Cette affaire pose selon nous la question de l’influence de l’information scientifique sur les choix politiques en matière de bioéthique. Dans un précédent avis, le Comité consultatif national d’éthique avait rappelé qu’ « une information plurielle et critique sur les questions scientifiques [est] au cœur de la révision de la loi de bioéthique » et que « la fiabilité et la loyauté de ces informations scientifiques deviennent de réels enjeux sociaux [2]». Comme nous l’avons plusieurs fois évoqué dans ces colonnes, il serait judicieux qu’un comité indépendant de scientifiques et de chercheurs fasse état des études, travaux, résultats obtenus dans le domaine de la recherche sur les cellules souches non embryonnaires afin de rétablir une vérité bien souvent occultée dans ce domaine si propice aux manipulations idéologiques.
Cet arrêt de la Cour administrative d’appel de Paris soulève encore la question de l’obstination idéologique du nouveau chef de l’Etat qui souhaite réduire l’embryon humain à un vulgaire matériau d’expérimentation, bafouant non seulement nos principes bioéthiques mais faisant également fi de l’état de nos connaissances scientifiques.

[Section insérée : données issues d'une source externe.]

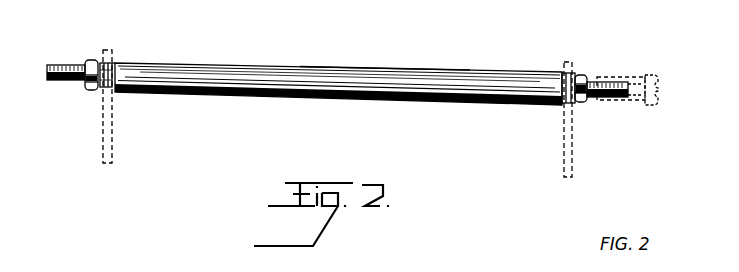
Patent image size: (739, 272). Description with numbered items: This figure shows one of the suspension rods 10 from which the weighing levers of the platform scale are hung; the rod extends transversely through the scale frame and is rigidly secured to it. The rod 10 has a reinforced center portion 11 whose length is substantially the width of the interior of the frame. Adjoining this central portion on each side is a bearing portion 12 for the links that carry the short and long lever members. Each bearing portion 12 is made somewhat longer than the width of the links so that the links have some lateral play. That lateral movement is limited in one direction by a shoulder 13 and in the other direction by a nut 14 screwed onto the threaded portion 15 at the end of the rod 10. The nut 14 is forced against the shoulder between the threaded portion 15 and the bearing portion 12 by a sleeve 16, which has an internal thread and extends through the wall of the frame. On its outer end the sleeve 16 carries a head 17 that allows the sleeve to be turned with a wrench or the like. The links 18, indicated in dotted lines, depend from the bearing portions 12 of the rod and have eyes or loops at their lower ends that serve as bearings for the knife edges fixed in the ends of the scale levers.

The rod 10 is at (500, 72).
The reinforced center portion 11 is at (384, 78).
The bearing portion 12 is at (110, 55).
The shoulder 13 is at (117, 54).
The nut 14 is at (91, 60).
The threaded portion 15 is at (62, 65).
The sleeve 16 is at (633, 78).
The head 17 is at (658, 94).
The link 18 is at (110, 145).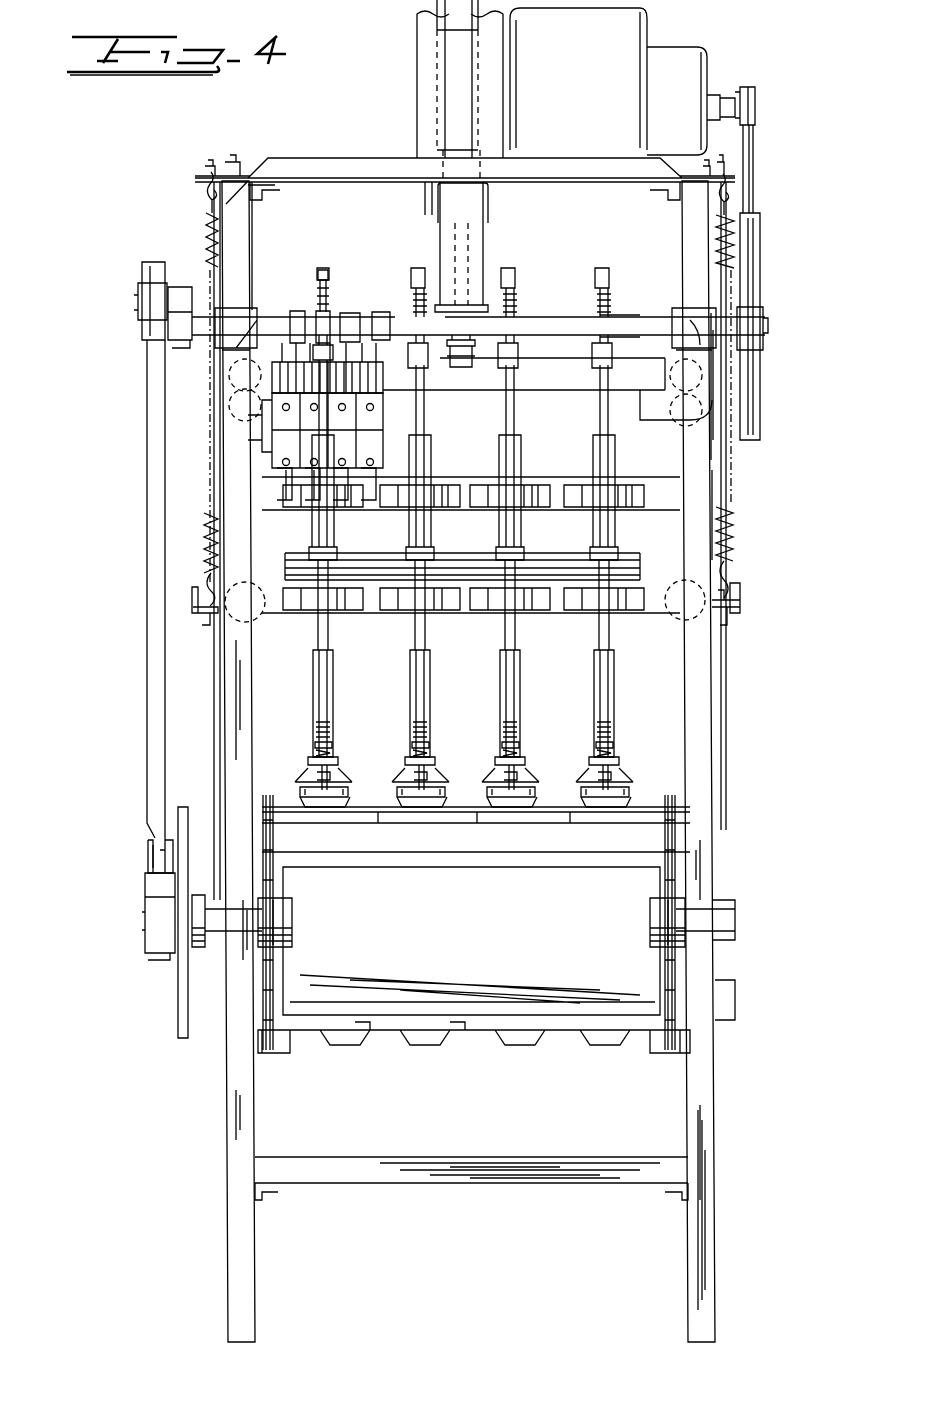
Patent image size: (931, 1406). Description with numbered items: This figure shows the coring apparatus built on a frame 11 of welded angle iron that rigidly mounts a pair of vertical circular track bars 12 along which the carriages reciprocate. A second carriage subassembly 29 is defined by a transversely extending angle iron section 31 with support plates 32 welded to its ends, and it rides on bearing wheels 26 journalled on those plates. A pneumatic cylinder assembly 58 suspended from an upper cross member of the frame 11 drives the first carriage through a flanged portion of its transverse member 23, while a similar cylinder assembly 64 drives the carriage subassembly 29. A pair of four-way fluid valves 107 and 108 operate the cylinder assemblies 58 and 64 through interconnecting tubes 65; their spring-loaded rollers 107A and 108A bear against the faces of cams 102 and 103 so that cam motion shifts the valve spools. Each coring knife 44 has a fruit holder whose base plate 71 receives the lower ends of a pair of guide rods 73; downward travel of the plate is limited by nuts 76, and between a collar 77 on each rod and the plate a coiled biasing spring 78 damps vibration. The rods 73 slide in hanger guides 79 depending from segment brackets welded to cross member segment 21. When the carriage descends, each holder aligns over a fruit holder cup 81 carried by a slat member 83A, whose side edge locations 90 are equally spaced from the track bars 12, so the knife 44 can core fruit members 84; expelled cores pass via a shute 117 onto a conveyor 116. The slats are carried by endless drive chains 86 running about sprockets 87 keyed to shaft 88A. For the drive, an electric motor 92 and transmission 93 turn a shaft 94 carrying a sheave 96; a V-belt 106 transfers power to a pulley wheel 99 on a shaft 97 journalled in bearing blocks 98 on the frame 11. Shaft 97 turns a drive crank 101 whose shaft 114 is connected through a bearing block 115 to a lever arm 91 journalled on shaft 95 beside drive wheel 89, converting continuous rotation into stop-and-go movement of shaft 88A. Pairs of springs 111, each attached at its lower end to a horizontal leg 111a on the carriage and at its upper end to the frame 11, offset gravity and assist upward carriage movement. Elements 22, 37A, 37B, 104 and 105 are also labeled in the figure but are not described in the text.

The frame 11 is at (305, 168).
The track bars 12 is at (218, 712).
The cross member segment 21 is at (640, 625).
The cross rail 22 is at (664, 502).
The transverse member 23 is at (545, 315).
The bearing wheels 26 is at (758, 323).
The second carriage subassembly 29 is at (556, 384).
The angle iron section 31 is at (470, 372).
The support plates 32 is at (658, 412).
The upper guide block 37A is at (497, 488).
The lower guide block 37B is at (490, 608).
The coring knife 44 is at (336, 700).
The pneumatic cylinder assembly 58 is at (446, 76).
The cylinder assembly 64 is at (483, 248).
The interconnecting tubes 65 is at (428, 218).
The base plate 71 is at (432, 764).
The guide rods 73 is at (318, 688).
The nuts 76 is at (340, 770).
The collar 77 is at (330, 742).
The coiled biasing spring 78 is at (334, 752).
The hanger guides 79 is at (336, 640).
The fruit holder cup 81 is at (336, 808).
The slat member 83A is at (455, 802).
The fruit members 84 is at (532, 792).
The endless drive chains 86 is at (286, 1044).
The sprockets 87 is at (276, 985).
The shaft 88A is at (594, 918).
The drive wheel 89 is at (180, 1000).
The locations 90 is at (288, 805).
The lever arm 91 is at (150, 720).
The electric motor 92 is at (635, 32).
The transmission 93 is at (705, 62).
The shaft 94 is at (733, 98).
The shaft 95 is at (147, 856).
The sheave 96 is at (757, 102).
The shaft 97 is at (636, 318).
The bearing blocks 98 is at (232, 318).
The pulley wheel 99 is at (761, 398).
The drive crank 101 is at (180, 290).
The cam 102 is at (300, 312).
The cam 103 is at (326, 312).
The cam ring 104 is at (358, 316).
The shaft 105 is at (480, 332).
The V-belt 106 is at (757, 166).
The four-way fluid valve 107 is at (290, 448).
The roller 107A is at (283, 350).
The four-way fluid valve 108 is at (312, 433).
The roller 108A is at (334, 340).
The springs 111 is at (205, 538).
The horizontal leg 111a is at (200, 616).
The shaft 114 is at (140, 302).
The bearing block 115 is at (148, 318).
The conveyor 116 is at (532, 976).
The shute 117 is at (468, 899).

En effet, depuis que François Hollande s’est engagé lors de la campagne présidentielle à autoriser la recherche sur les cellules souches embryonnaires en supprimant l’interdit de principe, le danger qui plane sur le respect de la vie humaine n’a jamais été aussi grand. Or, il n’a jamais été aussi incohérent de promouvoir la recherche sur les cellules embryonnaires pour un objectif qui peut être atteint, plus efficacement, par d’autres voies. Il n’y a jamais eu aussi peu d’arguments scientifiques – il n’y en a d’ailleurs jamais eu sur le plan éthique, la protection de l’embryon humain étant un principe non négociable dans une société digne de ce nom attentive à défendre les plus vulnérables – pour déroger au respect légal de la vie de l’être humain à peine conçu.
Très inquiet, le président de la Fondation Jérôme Lejeune dénonce d’ores et déjà dans le projet socialiste une « inversion totale de notre système de valeurs. Les atteintes au respect de l’être humain – qui devaient rester exceptionnelles d’après les lois de bioéthique de 2004 et 2011 – deviendront la règle ! Ce sera la première fois que la loi française ne reconnaîtra plus la primauté du respect de l’être humain. Même l’avortement n’est qu’une exception au respect de la vie commençante. Contrairement à ce qu’on imagine, il n’est autorisé que par dérogation au principe reconnu par la loi française du respect de l’être humain dès le commencement de sa vie. Accepter l’autorisation de la recherche sur l’embryon humain par principe aura donc des conséquences incalculables parce que cette décision fera sauter le dernier verrou. Pour la première fois, la protection de l’être humain deviendra une exception à la règle nouvelle de sa non-protection ! [3]».
Photo : Une colonie de la lignée de cellules souches embryonnaires humaine HD90 dérivée au CHRU de Montpellier © Wikimedia Commons / Lbcs.irb.montpellier
[1] « Respect de l’embryon humain : une victoire juridique mais un avenir qui interroge », Lettre Genethique été 2012.
[2] Comité consultatif national d’éthique, « Questionnement pour les Etats généraux de la bioéthique », Avis n. 105, 9 octobre 2008, p. 2.
[3] Jean-Marie Le Méné, « Embryon, mon amour, ta vie est en danger », juillet 2012. « Embryon, mon amour » est le récit du procès de Maryville (USA) au cours duquel Jérôme Lejeune avait été appelé par la défense pour témoigner comme généticien et exposer le fait que l’embryon est un être humain dès sa conception.